According to a study published earlier this month by the Useful-to-Usable Project, the number of days suitable for planting in Iowa has dropped by roughly half a day per week over the past 20 years, while the number of days suitable for harvesting per week has risen roughly the same.

“I don’t put a lot of stock in predictions,” said Roger Zylstra, the president of the Iowa Corn Grower’s Association. “I don’t know that it would have a very big effect.”

One possible explanation for this is climate change, said Iowa State University agronomy Professor Richard Cruse.

“The soil’s wet more frequently and for longer periods of time, which would reduce the amount of time available per week for seeding,” he said. “For the fall, because you’re getting less rainfall, [there’s] more [time to harvest].”

While the change seems small, Cruse said the averages aren’t very accurate, and in some years, this shift can be felt much more.

Area farmer Steve Swenka said he has noticed the change in recent years.

“The last couple of springs have been real nip and tuck,” he said. “Every time the conditions were good enough to get to the field, we would get another wet stretch.”

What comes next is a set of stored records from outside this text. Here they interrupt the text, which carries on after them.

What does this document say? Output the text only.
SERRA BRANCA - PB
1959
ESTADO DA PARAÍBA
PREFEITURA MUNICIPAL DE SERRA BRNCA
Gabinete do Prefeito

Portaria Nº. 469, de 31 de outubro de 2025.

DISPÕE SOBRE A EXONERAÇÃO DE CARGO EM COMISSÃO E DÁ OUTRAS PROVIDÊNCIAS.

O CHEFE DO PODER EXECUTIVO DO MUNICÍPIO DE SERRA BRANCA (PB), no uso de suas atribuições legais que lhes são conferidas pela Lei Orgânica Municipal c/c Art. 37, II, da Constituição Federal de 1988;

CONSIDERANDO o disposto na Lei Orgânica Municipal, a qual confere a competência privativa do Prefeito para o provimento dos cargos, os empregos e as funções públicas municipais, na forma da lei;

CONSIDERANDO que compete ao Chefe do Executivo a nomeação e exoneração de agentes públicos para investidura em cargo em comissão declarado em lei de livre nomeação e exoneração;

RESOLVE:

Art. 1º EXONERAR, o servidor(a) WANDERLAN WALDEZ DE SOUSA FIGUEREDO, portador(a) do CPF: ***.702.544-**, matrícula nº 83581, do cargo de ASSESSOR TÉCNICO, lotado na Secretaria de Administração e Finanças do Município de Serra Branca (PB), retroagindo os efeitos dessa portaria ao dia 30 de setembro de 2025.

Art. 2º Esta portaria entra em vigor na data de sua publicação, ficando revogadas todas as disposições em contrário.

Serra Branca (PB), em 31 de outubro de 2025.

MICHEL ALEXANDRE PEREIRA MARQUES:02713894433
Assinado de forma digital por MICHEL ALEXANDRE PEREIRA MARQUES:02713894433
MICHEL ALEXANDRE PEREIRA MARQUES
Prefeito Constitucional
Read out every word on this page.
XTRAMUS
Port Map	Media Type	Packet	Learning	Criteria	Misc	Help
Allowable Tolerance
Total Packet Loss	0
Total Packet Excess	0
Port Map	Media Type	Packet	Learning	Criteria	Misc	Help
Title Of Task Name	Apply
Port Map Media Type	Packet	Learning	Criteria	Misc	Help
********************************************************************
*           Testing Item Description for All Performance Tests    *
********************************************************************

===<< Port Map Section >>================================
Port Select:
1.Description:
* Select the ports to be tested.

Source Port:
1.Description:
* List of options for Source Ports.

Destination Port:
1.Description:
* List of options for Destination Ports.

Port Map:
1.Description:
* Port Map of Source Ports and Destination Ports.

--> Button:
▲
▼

However, this year is looking to be much better for planting, Zylstra said.

“This year, right now, we’re actually quite dry,” he said. “We’re in a moderate drought here and have been since last July.”

While recent years have been manageable, Swenka said if the rain lasts too long, it can have significant effects on crops.

“What’s really adverse is when you get into a wet pattern,” he said. “The conditions don’t get dried out before another wet pattern. If you get real late planting … you’re definitely losing yield potential.”

Though the lower planting time is problematic, Cruse said the longer available time for harvesting can be beneficial for farmers.

“From the farmer’s economic perspective, the sooner you can get the crop out of the field, the more secure you are in terms of having an income,” he said.

The longer harvest and dryer fall conditions allow farmers to adequately dry their crops.

“You can leave your corn in the field a little longer to naturally dry,” he said. “If you’re having a good fall and the crops dry naturally, that’s a real money saver for farmers.”

If the fall isn’t as dry, Swenka said, farmers might need to buy drying apparatus, which could cost up to 25 cents per bushel — or an average of roughly $39 per acre.

Predictions point to this kind of trend continuing, Cruse said. However, Zylstra disagreed.

“I’ve been doing this for better than 30 years, and in that period of time, I don’t know that there’s any trend that I could say I’ve seen,” he said. “Every year is different from the other years.”